Peperoni wrote: ↑Sat Nov 07, 2020 3:36 pm
By core you mean physical core or thread?
Core, but you can use threads as well as this is fixed-depth games anyway.
BTW my estimate of 200 rating points of Sf12 at depth 16 over H1.5a at depth 20 was off by 100. Sf12 depth 16 is only around 100 rating points over H1.5a at depth 20. You can also personally test this.
So probably just go for Sf12 at depth 20 to achieve 3200.
Ferdy wrote: ↑Sat Nov 07, 2020 6:10 pm
So probably just go for Sf12 at depth 20 to achieve 3200.
That is the depth of the data generated by Bojun Guo for his opening project.
He has more than a billion nodes calculated.
Taking ideas is not a vice, it is a virtue. We have another word for this. It is called learning.
But sharing ideas is an even greater virtue. We have another word for this. It is called teaching.

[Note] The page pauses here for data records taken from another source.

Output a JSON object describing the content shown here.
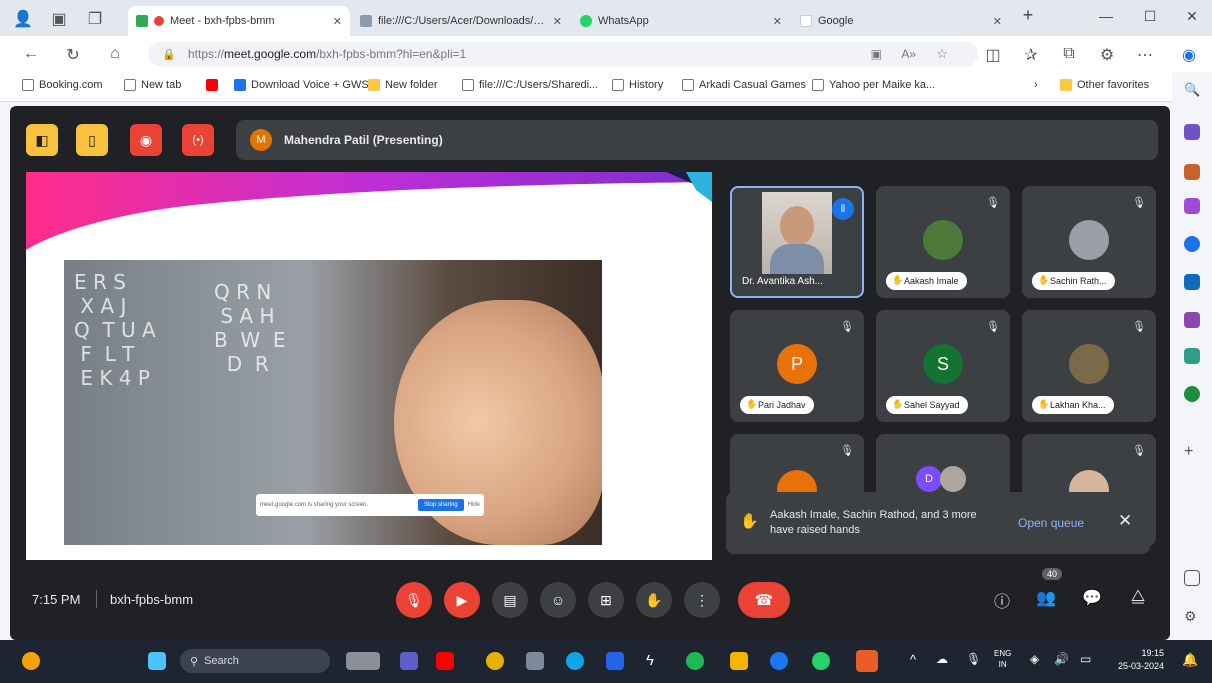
{
  "tabs": [
    {
      "title": "Meet - bxh-fpbs-bmm",
      "active": true
    },
    {
      "title": "file:///C:/Users/Acer/Downloads/NCE...",
      "active": false
    },
    {
      "title": "WhatsApp",
      "active": false
    },
    {
      "title": "Google",
      "active": false
    }
  ],
  "address": {
    "scheme": "https://",
    "host": "meet.google.com",
    "path": "/bxh-fpbs-bmm?hl=en&pli=1"
  },
  "bookmarks": [
    {
      "label": "Booking.com",
      "color": "#5f6368"
    },
    {
      "label": "New tab",
      "color": "#5f6368"
    },
    {
      "label": "",
      "color": "#ff0000"
    },
    {
      "label": "Download Voice + GWS...",
      "color": "#1a73e8"
    },
    {
      "label": "New folder",
      "color": "#f9c846"
    },
    {
      "label": "file:///C:/Users/Sharedi...",
      "color": "#5f6368"
    },
    {
      "label": "History",
      "color": "#5f6368"
    },
    {
      "label": "Arkadi Casual Games",
      "color": "#5f6368"
    },
    {
      "label": "Yahoo per Maike ka...",
      "color": "#5f6368"
    }
  ],
  "other_favorites": "Other favorites",
  "meet": {
    "presenter": "Mahendra Patil (Presenting)",
    "presenter_initial": "M",
    "time": "7:15 PM",
    "code": "bxh-fpbs-bmm",
    "participants": [
      {
        "name": "Dr. Avantika Ash...",
        "kind": "video",
        "color": "#8ab4f8",
        "initial": ""
      },
      {
        "name": "Aakash Imale",
        "kind": "photo",
        "color": "#4d7a3a",
        "initial": ""
      },
      {
        "name": "Sachin Rath...",
        "kind": "photo",
        "color": "#9aa0a6",
        "initial": ""
      },
      {
        "name": "Pari Jadhav",
        "kind": "letter",
        "color": "#e8710a",
        "initial": "P"
      },
      {
        "name": "Sahel Sayyad",
        "kind": "letter",
        "color": "#137333",
        "initial": "S"
      },
      {
        "name": "Lakhan Kha...",
        "kind": "photo",
        "color": "#7a6a4a",
        "initial": ""
      },
      {
        "name": "",
        "kind": "letter",
        "color": "#e8710a",
        "initial": ""
      },
      {
        "name": "",
        "kind": "letter",
        "color": "#7c4dff",
        "initial": "D"
      },
      {
        "name": "",
        "kind": "photo",
        "color": "#d7b59a",
        "initial": ""
      }
    ],
    "hands_notice": "Aakash Imale, Sachin Rathod, and 3 more have raised hands",
    "open_queue": "Open queue",
    "people_count": "40",
    "slide_tooltip": "meet.google.com is sharing your screen.",
    "slide_tooltip_btn": "Stop sharing",
    "slide_tooltip_hide": "Hide",
    "slide_letters": [
      "E R S\n X A J\nQ  T U A\n F  L T\n E K 4 P",
      "Q R N\n S A H\nB  W  E\n  D  R"
    ]
  },
  "taskbar": {
    "search": "Search",
    "lang": "ENG\nIN",
    "clock_time": "19:15",
    "clock_date": "25-03-2024"
  },
  "colors": {
    "meet_bg": "#202124",
    "tile_bg": "#3c4043",
    "red": "#ea4335",
    "yellow": "#f9c23c"
  }
}
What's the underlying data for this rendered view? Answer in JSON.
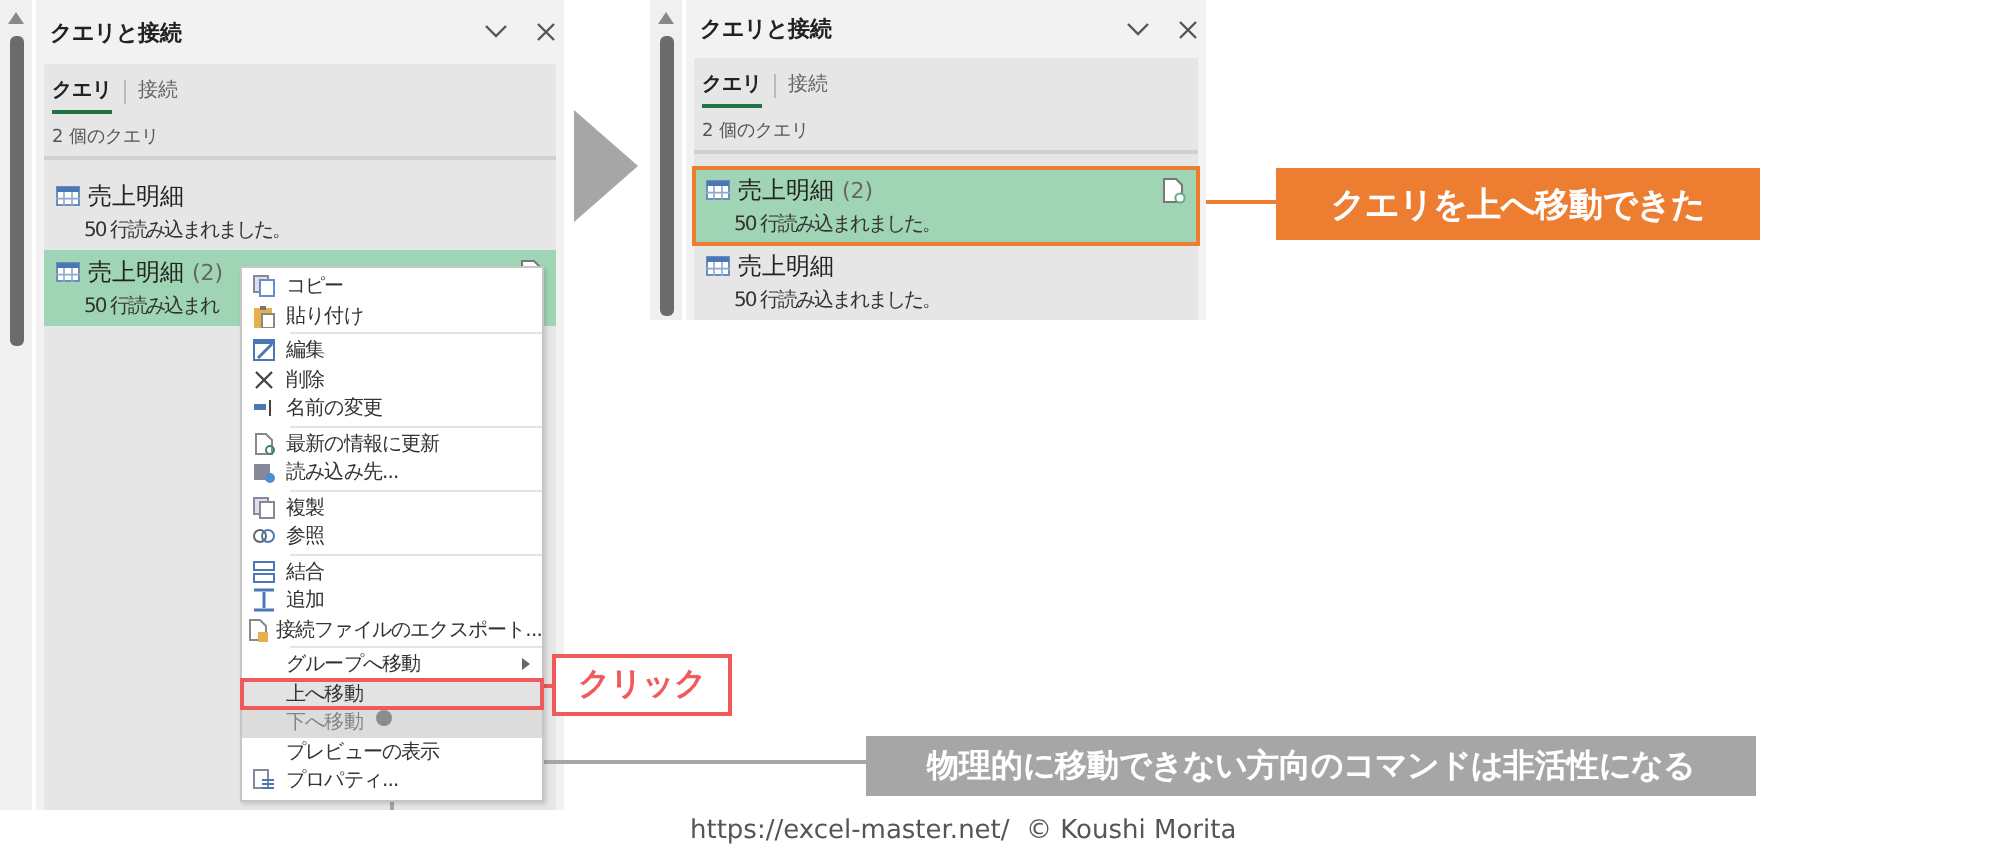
{
  "panels": [
    {
      "title": "クエリと接続",
      "tabs": [
        {
          "label": "クエリ",
          "selected": true
        },
        {
          "label": "接続",
          "selected": false
        }
      ],
      "count": "2 個のクエリ",
      "queries": [
        {
          "name": "売上明細",
          "status": "50 行読み込まれました。",
          "selected": false,
          "outlined": false
        },
        {
          "name": "売上明細",
          "suffix": "(2)",
          "status": "50 行読み込まれ",
          "selected": true,
          "outlined": false
        }
      ]
    },
    {
      "title": "クエリと接続",
      "tabs": [
        {
          "label": "クエリ",
          "selected": true
        },
        {
          "label": "接続",
          "selected": false
        }
      ],
      "count": "2 個のクエリ",
      "queries": [
        {
          "name": "売上明細",
          "suffix": "(2)",
          "status": "50 行読み込まれました。",
          "selected": true,
          "outlined": true
        },
        {
          "name": "売上明細",
          "status": "50 行読み込まれました。",
          "selected": false,
          "outlined": false
        }
      ]
    }
  ],
  "context_menu": {
    "groups": [
      [
        {
          "label": "コピー",
          "disabled": false,
          "highlighted": false,
          "submenu": false,
          "marked": false
        },
        {
          "label": "貼り付け",
          "disabled": false,
          "highlighted": false,
          "submenu": false,
          "marked": false
        }
      ],
      [
        {
          "label": "編集",
          "disabled": false,
          "highlighted": false,
          "submenu": false,
          "marked": false
        },
        {
          "label": "削除",
          "disabled": false,
          "highlighted": false,
          "submenu": false,
          "marked": false
        },
        {
          "label": "名前の変更",
          "disabled": false,
          "highlighted": false,
          "submenu": false,
          "marked": false
        }
      ],
      [
        {
          "label": "最新の情報に更新",
          "disabled": false,
          "highlighted": false,
          "submenu": false,
          "marked": false
        },
        {
          "label": "読み込み先...",
          "disabled": false,
          "highlighted": false,
          "submenu": false,
          "marked": false
        }
      ],
      [
        {
          "label": "複製",
          "disabled": false,
          "highlighted": false,
          "submenu": false,
          "marked": false
        },
        {
          "label": "参照",
          "disabled": false,
          "highlighted": false,
          "submenu": false,
          "marked": false
        }
      ],
      [
        {
          "label": "結合",
          "disabled": false,
          "highlighted": false,
          "submenu": false,
          "marked": false
        },
        {
          "label": "追加",
          "disabled": false,
          "highlighted": false,
          "submenu": false,
          "marked": false
        },
        {
          "label": "接続ファイルのエクスポート...",
          "disabled": false,
          "highlighted": false,
          "submenu": false,
          "marked": false
        }
      ],
      [
        {
          "label": "グループへ移動",
          "disabled": false,
          "highlighted": false,
          "submenu": true,
          "marked": false
        },
        {
          "label": "上へ移動",
          "disabled": false,
          "highlighted": true,
          "submenu": false,
          "marked": true
        },
        {
          "label": "下へ移動",
          "disabled": true,
          "highlighted": true,
          "submenu": false,
          "marked": false
        },
        {
          "label": "プレビューの表示",
          "disabled": false,
          "highlighted": false,
          "submenu": false,
          "marked": false
        },
        {
          "label": "プロパティ...",
          "disabled": false,
          "highlighted": false,
          "submenu": false,
          "marked": false
        }
      ]
    ]
  },
  "callouts": [
    {
      "kind": "click",
      "text": "クリック"
    },
    {
      "kind": "result",
      "text": "クエリを上へ移動できた"
    },
    {
      "kind": "note",
      "text": "物理的に移動できない方向のコマンドは非活性になる"
    }
  ],
  "credit": "https://excel-master.net/  © Koushi Morita"
}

82 Billion nodes for FEOBOS project with Excel and 16 million of formulas (for an example).
Project ended 2018!
On my website are around 500.000 of more as 2.5 million games my systems played.
For my blitz games I never create a download file.
Most of the games with a higher quality as CEGT (stronger hardware, FCP Rating-List for an example).
Currently FCP-Tourney-2020 is still running (over 35.000 of 41.000 games played) with a time control: 20 minutes per game and 5 seconds with 5.3Ghz strong Intel i9-10900 hardware. And the next will be follow with 30 minutes and 6 seconds Fischer time control.
Please, not CEGT or CCRL have game material only.
On the other hand, I like CEGT, CCRL and FGRL a lot.
I am not longer activ with rating systems but with testing material around Wasp tourneys.
I am thinking that better rating material can be produce with tourney's each of against each other. Ratings are not better if again and again the old results and game material inside. The advantage is, that CCRL, CEGT and FGRL can give us very fast results of new engine versions. The deal is that not only results from best engines are available here. That's much more interesting as to have results from top engines only.
FGRL have a lot of strong game material.
Jurek Chess Engine Ratings.
Others ...
There are lots of good contests for rating (I have all of your games in my database and there are many others as well). I mention CCRL and CEGT a lot because they are oldest thorough testers of the free engines. Of course, SSDF is older than those but for a long time only tested the professional engines.
Taking ideas is not a vice, it is a virtue. We have another word for this. It is called learning.
But sharing ideas is an even greater virtue. We have another word for this. It is called teaching.